Great Britain recorded their lowest medal total at the World Championships since 2005 after late relay drama.
The squad finished with five medals in Doha, including Dina Asher-Smith’s historic hat-trick haul, short of the seven-to-nine target.
It looked like being six when Zoey Clark, Emily Diamond, Jodie Williams and Laviai Nielsen were promoted to third in the women’s 4×400 metres relay on the final evening after Jamaica were disqualified for apparently lining up for a changeover wrongly.
However, the Jamaican quartet appealed against the decision and won – and although Great Britain then followed with an appeal against Jamaica’s reinstatement, they failed and subsequently missed out on a bronze medal.
Asher-Smith won 200m gold, 100m silver and 4x100m relay silver while Katarina Johnson-Thompson took the heptathlon title and the men’s 4x100m squad claimed silver at the Khalifa International Stadium.
Despite Asher-Smith and Johnson-Thompson’s landmark victories, performance director Neil Black admitted improvement is needed after the lowest total since Helsinki 14 years ago.
He said: “There’s a lot to feel really, really good about. There’s a lot to feel really, really positive about. But the reality is the medal tally is not that which we would have wanted and expected.”
Black continued: “It could be better, it should be better. We’ll obviously be talking with UK Sport. Our relationship with UK Sport is really positive. It’s a working together, it’s reviewing, planning, what have we learnt, what are we going to do about it, how do we convert the nearlies into medals?”
Harries failed to hand over the baton to Yousif in the second change with Harries ended up on the floor still holding it.
Harries said afterwards: “I lost a little bit of the lift with the baton and I didn’t quite place it correctly in his hand.”
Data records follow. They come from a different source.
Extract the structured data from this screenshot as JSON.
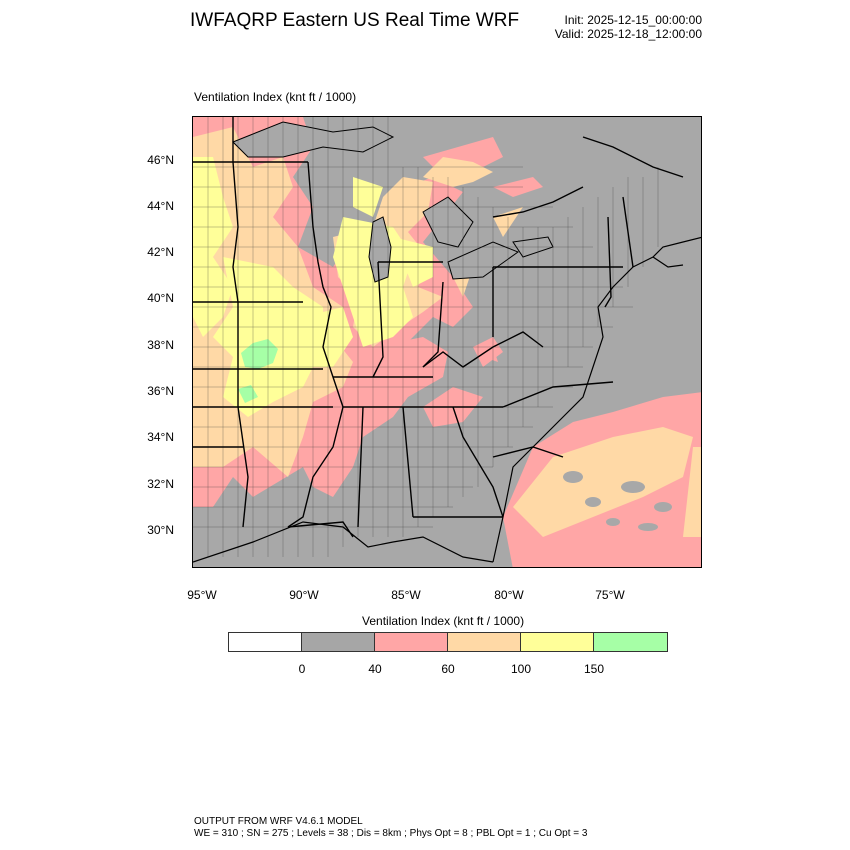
{
  "header": {
    "title": "IWFAQRP Eastern US Real Time WRF",
    "init": "Init: 2025-12-15_00:00:00",
    "valid": "Valid: 2025-12-18_12:00:00"
  },
  "map": {
    "field_label": "Ventilation Index   (knt ft / 1000)",
    "lat_labels": [
      "46°N",
      "44°N",
      "42°N",
      "40°N",
      "38°N",
      "36°N",
      "34°N",
      "32°N",
      "30°N"
    ],
    "lon_labels": [
      "95°W",
      "90°W",
      "85°W",
      "80°W",
      "75°W"
    ]
  },
  "colorbar": {
    "title": "Ventilation Index  (knt ft / 1000)",
    "colors": [
      "#ffffff",
      "#a6a6a6",
      "#ffa6a6",
      "#ffd9a6",
      "#ffff99",
      "#a6ffa6"
    ],
    "ticks": [
      "0",
      "40",
      "60",
      "100",
      "150"
    ]
  },
  "footer": {
    "line1": "OUTPUT FROM WRF V4.6.1 MODEL",
    "line2": "WE = 310 ; SN = 275 ; Levels = 38 ; Dis = 8km ; Phys Opt = 8 ; PBL Opt = 1 ; Cu Opt = 3"
  }
}
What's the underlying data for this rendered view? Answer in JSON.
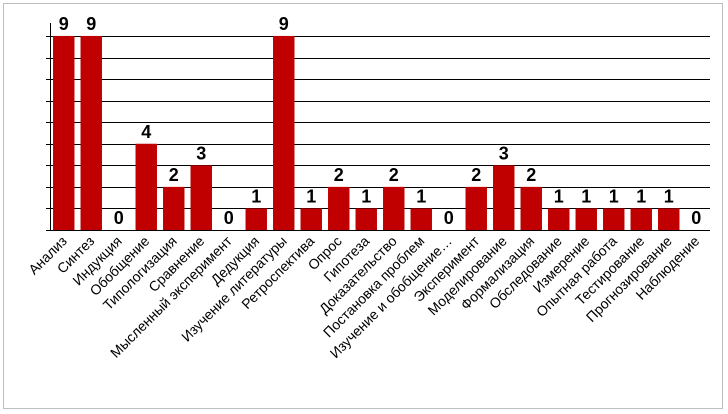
{
  "chart_data": {
    "type": "bar",
    "categories": [
      "Анализ",
      "Синтез",
      "Индукция",
      "Обобщение",
      "Типологизация",
      "Сравнение",
      "Мысленный эксперимент",
      "Дедукция",
      "Изучение литературы",
      "Ретроспектива",
      "Опрос",
      "Гипотеза",
      "Доказательство",
      "Постановка проблем",
      "Изучение и обобщение…",
      "Эксперимент",
      "Моделирование",
      "Формализация",
      "Обследование",
      "Измерение",
      "Опытная работа",
      "Тестирование",
      "Прогнозирование",
      "Наблюдение"
    ],
    "values": [
      9,
      9,
      0,
      4,
      2,
      3,
      0,
      1,
      9,
      1,
      2,
      1,
      2,
      1,
      0,
      2,
      3,
      2,
      1,
      1,
      1,
      1,
      1,
      0
    ],
    "ylim": [
      0,
      9
    ],
    "grid": true,
    "data_labels": true,
    "bar_color": "#c00000",
    "grid_color": "#000000"
  }
}
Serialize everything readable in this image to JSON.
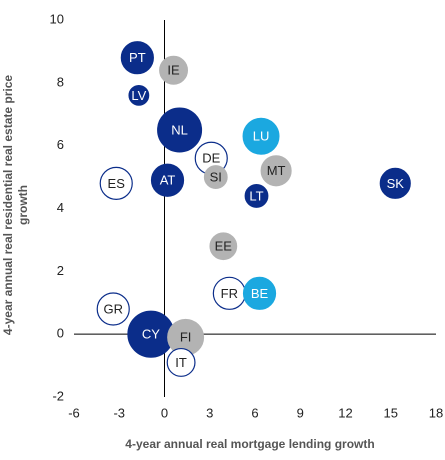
{
  "chart_data": {
    "type": "bubble",
    "xlabel": "4-year annual real mortgage lending growth",
    "ylabel": "4-year annual real residential real estate price growth",
    "xlim": [
      -6,
      18
    ],
    "xticks": [
      -6,
      -3,
      0,
      3,
      6,
      9,
      12,
      15,
      18
    ],
    "ylim": [
      -2,
      10
    ],
    "yticks": [
      -2,
      0,
      2,
      4,
      6,
      8,
      10
    ],
    "labels": [
      "PT",
      "IE",
      "LV",
      "NL",
      "LU",
      "DE",
      "SI",
      "MT",
      "ES",
      "AT",
      "LT",
      "SK",
      "EE",
      "FR",
      "BE",
      "GR",
      "CY",
      "FI",
      "IT"
    ],
    "x": [
      -1.8,
      0.6,
      -1.7,
      1.0,
      6.4,
      3.1,
      3.4,
      7.4,
      -3.2,
      0.2,
      6.1,
      15.3,
      3.9,
      4.3,
      6.3,
      -3.4,
      -0.9,
      1.4,
      1.1
    ],
    "values": [
      8.8,
      8.4,
      7.6,
      6.5,
      6.3,
      5.6,
      5.0,
      5.2,
      4.8,
      4.9,
      4.4,
      4.8,
      2.8,
      1.3,
      1.3,
      0.8,
      0.0,
      -0.1,
      -0.9
    ],
    "sizes": [
      16,
      12,
      6,
      30,
      20,
      16,
      8,
      14,
      16,
      16,
      8,
      14,
      11,
      16,
      16,
      16,
      33,
      20,
      12
    ],
    "colors": [
      "#0b2d8a",
      "#b3b3b3",
      "#0b2d8a",
      "#0b2d8a",
      "#1ba8e0",
      "#ffffff",
      "#b3b3b3",
      "#b3b3b3",
      "#ffffff",
      "#0b2d8a",
      "#0b2d8a",
      "#0b2d8a",
      "#b3b3b3",
      "#ffffff",
      "#1ba8e0",
      "#ffffff",
      "#0b2d8a",
      "#b3b3b3",
      "#ffffff"
    ]
  }
}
On Sunday, Jake Wightman came fifth, Josh Kerr finished sixth and Neil Gourley was 11th in the men’s 1500m, which was won by Kenya’s Timothy Cheruiyot in three minutes 29.26 seconds.
“It was tough, I honestly knew that was going to happen but not that quick,” said Wightman. “I thought it would be won in about 3:32 or 33. We were prepared for it.
“But I think that track is quick. It probably glorifies the times a little bit.
“You knew Timothy was going to do that when he’s been running so quickly all year. None of can live with him in any other race and it shouldn’t be any different here.”
In the long jump final, which was won by Germany’s Malaika Mihambo with a leap of 7.30m, Abigail Irozuru came seventh (6.64m) with Shara Proctor 11th on 6.43m.
Cindi Ofili bowed out of the 100m hurdles in the semi-final after coming sixth in 12.95 seconds.
She added: “I didn’t execute the way I’d have liked. I’m just happy to be healthy – it’s been a really long journey back and its not just my Achilles but the other injuries that came with that.
“It’s hard but I overcame all of them and I’m excited for next year. Its all go from here for next year, so I’ll just keep going and use this for experience.”